How this color appears to viewers with the four major color-vision-deficiency types. Computed via the Machado (2009) physiologically-based model. If a tile matches the original, the color reads the same to that viewer.

#b51c84
Original
#355287
Protanopia
#646b81
Deuteranopia
#c21750
Tritanopia
#444444
Achromatopsia
WCAG contrast

The color used as foreground text against pure white and pure black, with the contrast ratio and WCAG 2.1 grade. Aim for AA (4.5:1) for body text and AA Large (3:1) for 18 pt+ headlines; AAA (7:1) is the gold standard for long-form reading surfaces.

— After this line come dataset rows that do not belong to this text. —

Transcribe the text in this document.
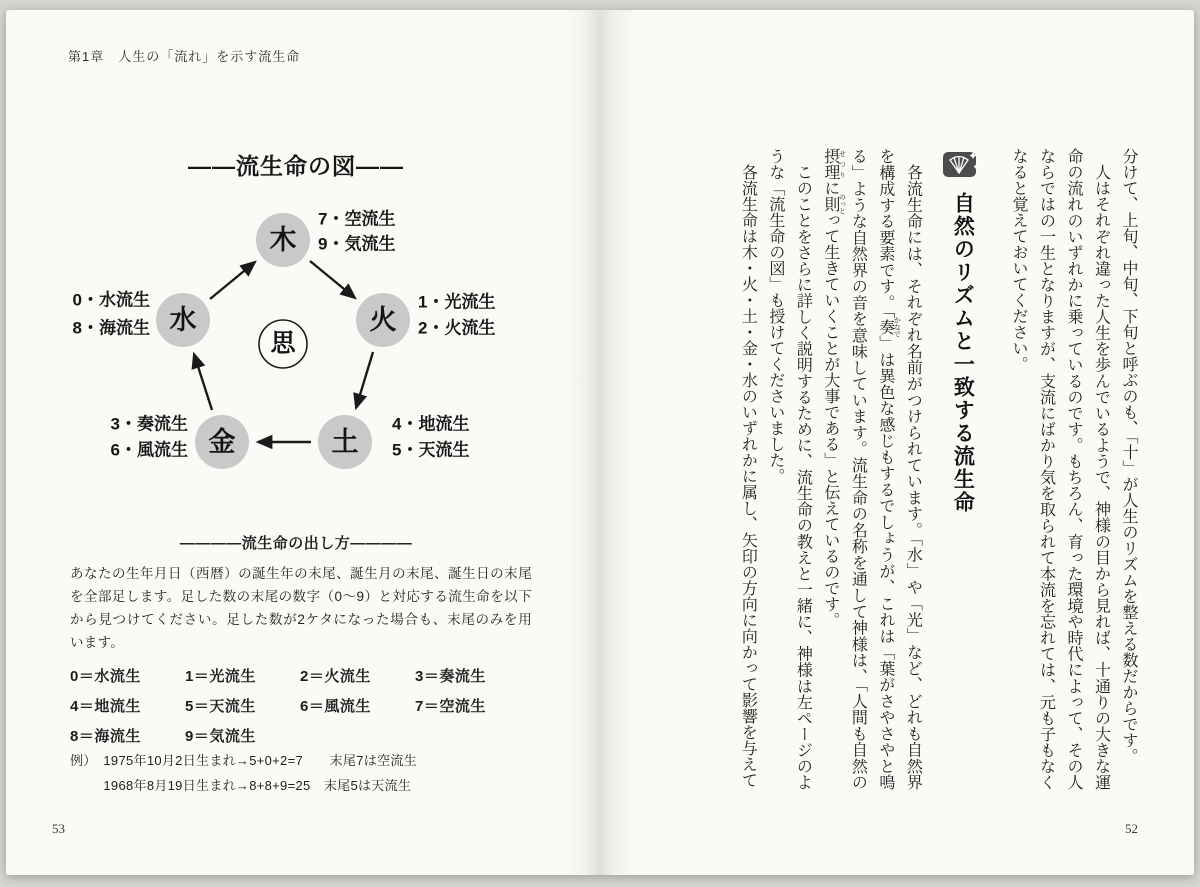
第1章　人生の「流れ」を示す流生命
――流生命の図――
木
火
土
金
水
思
7・空流生
9・気流生
1・光流生
2・火流生
4・地流生
5・天流生
3・奏流生
6・風流生
0・水流生
8・海流生
――――流生命の出し方――――
あなたの生年月日（西暦）の誕生年の末尾、誕生月の末尾、誕生日の末尾を全部足します。足した数の末尾の数字（0〜9）と対応する流生命を以下から見つけてください。足した数が2ケタになった場合も、末尾のみを用います。
0＝水流生	1＝光流生	2＝火流生	3＝奏流生
4＝地流生	5＝天流生	6＝風流生	7＝空流生
8＝海流生	9＝気流生
例）　 1975年10月2日生まれ→5+0+2=7　　末尾7は空流生
1968年8月19日生まれ→8+8+9=25　末尾5は天流生
53

分けて、上旬、中旬、下旬と呼ぶのも、「十」が人生のリズムを整える数だからです。

人はそれぞれ違った人生を歩んでいるようで、神様の目から見れば、十通りの大きな運命の流れのいずれかに乗っているのです。もちろん、育った環境や時代によって、その人ならではの一生となりますが、支流にばかり気を取られて本流を忘れては、元も子もなくなると覚えておいてください。

自然のリズムと一致する流生命

各流生命には、それぞれ名前がつけられています。「水」や「光」など、どれも自然界を構成する要素です。「奏 かなで」は異色な感じもするでしょうが、これは「葉がさやさやと鳴る」ような自然界の音を意味しています。流生命の名称を通して神様は、「人間も自然の摂理 せつりに則 のっとって生きていくことが大事である」と伝えているのです。

このことをさらに詳しく説明するために、流生命の教えと一緒に、神様は左ページのような「流生命の図」も授けてくださいました。

各流生命は木・火・土・金・水のいずれかに属し、矢印の方向に向かって影響を与えて

52
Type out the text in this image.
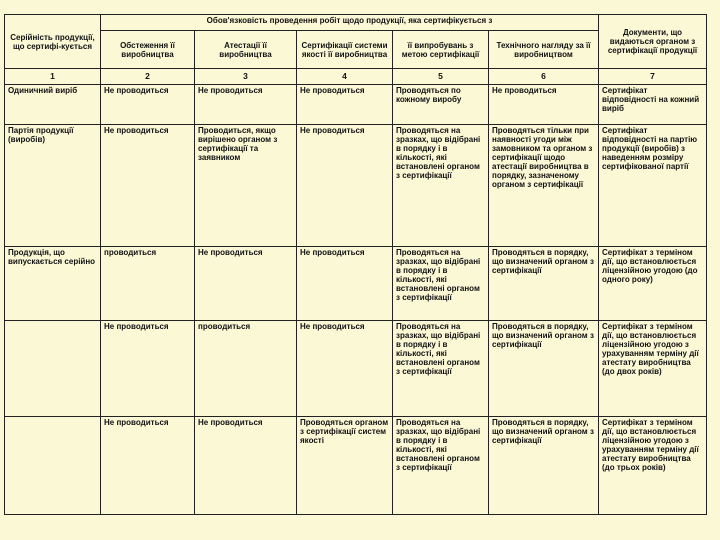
Серійність продукції, що сертифі-кується	Обов'язковість проведення робіт щодо продукції, яка сертифікується з					Документи, що видаються органом з сертифікації продукції
	Обстеження її виробництва	Атестації її виробництва	Сертифікації системи якості її виробництва	її випробувань з метою сертифікації	Технічного нагляду за її виробництвом	
1	2	3	4	5	6	7
Одиничний виріб	Не проводиться	Не проводиться	Не проводиться	Проводяться по кожному виробу	Не проводиться	Сертифікат відповідності на кожний виріб
Партія продукції (виробів)	Не проводиться	Проводиться, якщо вирішено органом з сертифікації та заявником	Не проводиться	Проводяться на зразках, що відібрані в порядку і в кількості, які встановлені органом з сертифікації	Проводяться тільки при наявності угоди між замовником та органом з сертифікації щодо атестації виробництва в порядку, зазначеному органом з сертифікації	Сертифікат відповідності на партію продукції (виробів) з наведенням розміру сертифікованої партії
Продукція, що випускається серійно	проводиться	Не проводиться	Не проводиться	Проводяться на зразках, що відібрані в порядку і в кількості, які встановлені органом з сертифікації	Проводяться в порядку, що визначений органом з сертифікації	Сертифікат з терміном дії, що встановлюється ліцензійною угодою (до одного року)
	Не проводиться	проводиться	Не проводиться	Проводяться на зразках, що відібрані в порядку і в кількості, які встановлені органом з сертифікації	Проводяться в порядку, що визначений органом з сертифікації	Сертифікат з терміном дії, що встановлюється ліцензійною угодою з урахуванням терміну дії атестату виробництва (до двох років)
	Не проводиться	Не проводиться	Проводяться органом з сертифікації систем якості	Проводяться на зразках, що відібрані в порядку і в кількості, які встановлені органом з сертифікації	Проводяться в порядку, що визначений органом з сертифікації	Сертифікат з терміном дії, що встановлюється ліцензійною угодою з урахуванням терміну дії атестату виробництва (до трьох років)
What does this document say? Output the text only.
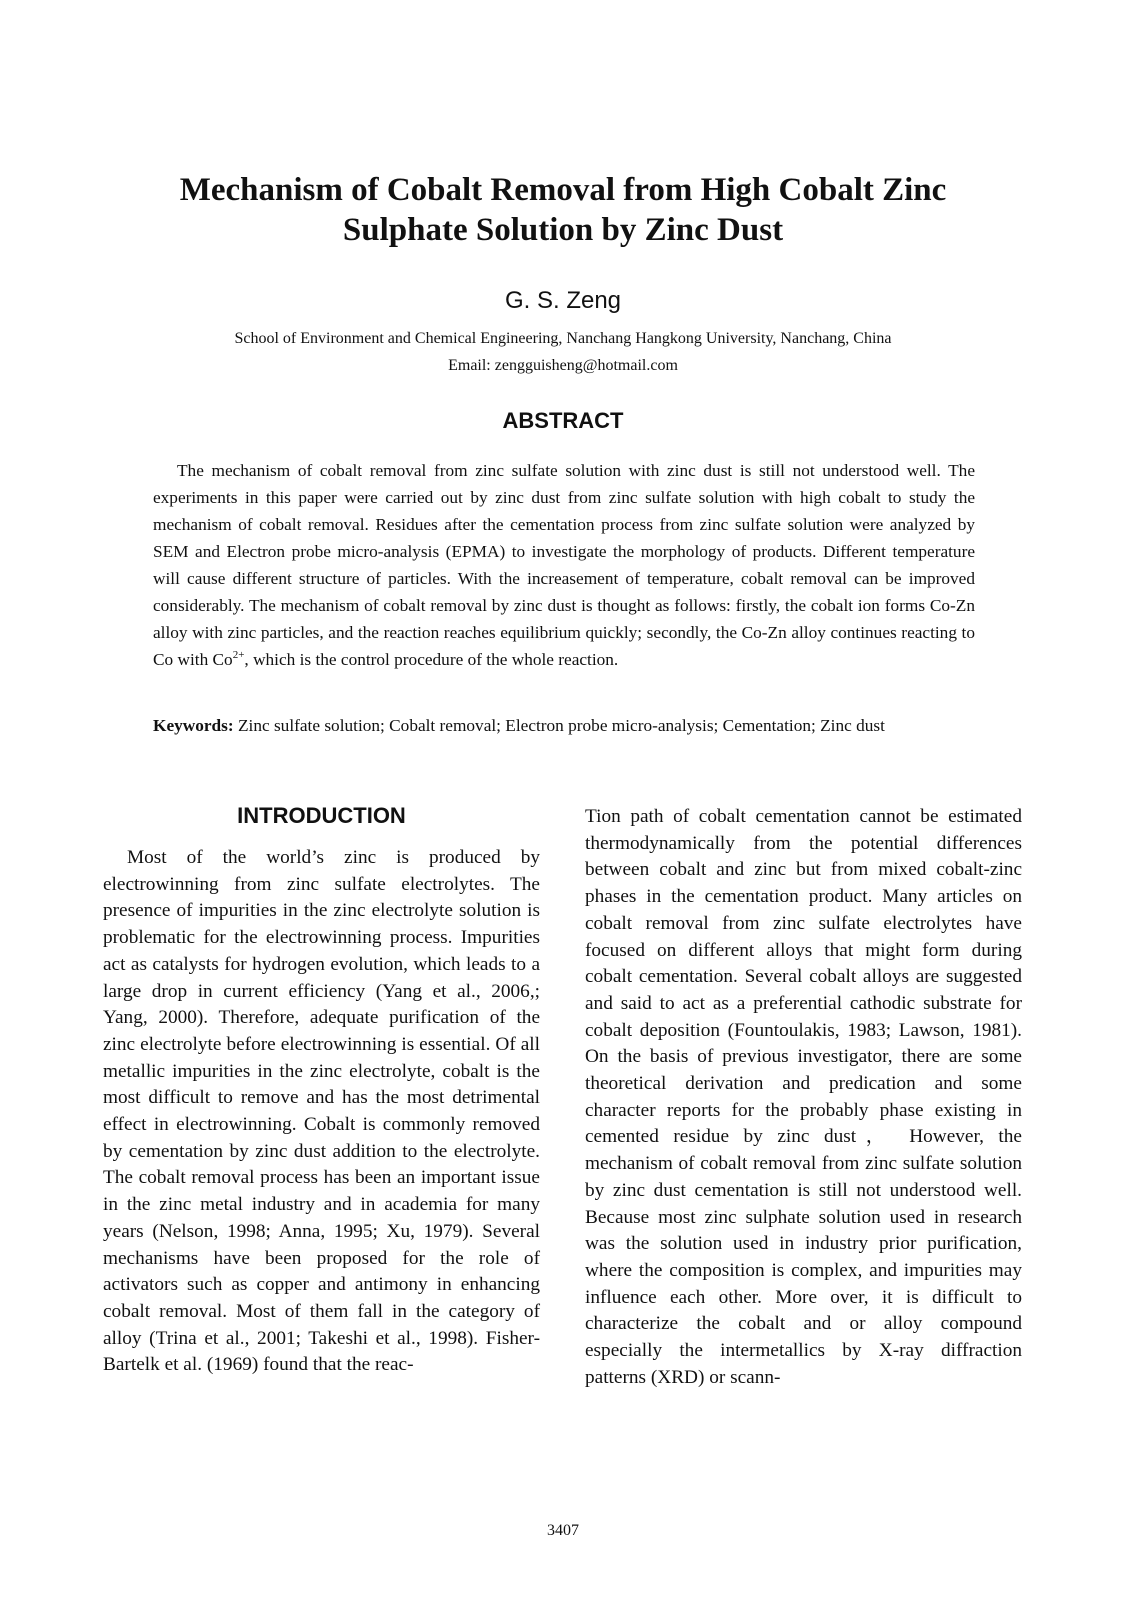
Mechanism of Cobalt Removal from High Cobalt Zinc
Sulphate Solution by Zinc Dust

G. S. Zeng

School of Environment and Chemical Engineering, Nanchang Hangkong University, Nanchang, China
Email: zengguisheng@hotmail.com

ABSTRACT

The mechanism of cobalt removal from zinc sulfate solution with zinc dust is still not understood well. The experiments in this paper were carried out by zinc dust from zinc sulfate solution with high cobalt to study the mechanism of cobalt removal. Residues after the cementation process from zinc sulfate solution were analyzed by SEM and Electron probe micro-analysis (EPMA) to investigate the morphology of products. Different temperature will cause different structure of particles. With the increasement of temperature, cobalt removal can be improved considerably. The mechanism of cobalt removal by zinc dust is thought as follows: firstly, the cobalt ion forms Co-Zn alloy with zinc particles, and the reaction reaches equilibrium quickly; secondly, the Co-Zn alloy continues reacting to Co with $Co^{2+}$, which is the control procedure of the whole reaction.

Keywords: Zinc sulfate solution; Cobalt removal; Electron probe micro-analysis; Cementation; Zinc dust

INTRODUCTION

Most of the world’s zinc is produced by electrowinning from zinc sulfate electrolytes. The presence of impurities in the zinc electrolyte solution is problematic for the electrowinning process. Impurities act as catalysts for hydrogen evolution, which leads to a large drop in current efficiency (Yang et al., 2006,; Yang, 2000). Therefore, adequate purification of the zinc electrolyte before electrowinning is essential. Of all metallic impurities in the zinc electrolyte, cobalt is the most difficult to remove and has the most detrimental effect in electrowinning. Cobalt is commonly removed by cementation by zinc dust addition to the electrolyte. The cobalt removal process has been an important issue in the zinc metal industry and in academia for many years (Nelson, 1998; Anna, 1995; Xu, 1979). Several mechanisms have been proposed for the role of activators such as copper and antimony in enhancing cobalt removal. Most of them fall in the category of alloy (Trina et al., 2001; Takeshi et al., 1998). Fisher-Bartelk et al. (1969) found that the reac-

Tion path of cobalt cementation cannot be estimated thermodynamically from the potential differences between cobalt and zinc but from mixed cobalt-zinc phases in the cementation product. Many articles on cobalt removal from zinc sulfate electrolytes have focused on different alloys that might form during cobalt cementation. Several cobalt alloys are suggested and said to act as a preferential cathodic substrate for cobalt deposition (Fountoulakis, 1983; Lawson, 1981). On the basis of previous investigator, there are some theoretical derivation and predication and some character reports for the probably phase existing in cemented residue by zinc dust， However, the mechanism of cobalt removal from zinc sulfate solution by zinc dust cementation is still not understood well. Because most zinc sulphate solution used in research was the solution used in industry prior purification, where the composition is complex, and impurities may influence each other. More over, it is difficult to characterize the cobalt and or alloy compound especially the intermetallics by X-ray diffraction patterns (XRD) or scann-

3407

The quick brown foxSample body text at normal size. The wcag minimum for body contrast is 4.5:1 (AA) or 7:1 (AAA).
AAon White
6.06:1
The quick brown foxSample body text at normal size. The wcag minimum for body contrast is 4.5:1 (AA) or 7:1 (AAA).
AA Largeon Black
3.46:1

Wide gamut

Display P3 representation

The CSS Color 4 wide-gamut form of this color. Both swatches render the same color on every display — the P3 form only diverges from sRGB when a designer pushes channels outside sRGB's reach.

sRGB hex
sRGB hex
##B51C84
Display P3
Display P3
color(display-p3 0.6516 0.1777 0.5051)
P3 has visible headroomOKLCH chroma 0.206

This color is chromatic enough that authoring it as P3 native (instead of clamping to sRGB) gives a perceptibly more saturated render on wide-gamut displays — modern Macs, iPhones, iPads, and most recent OLED laptops.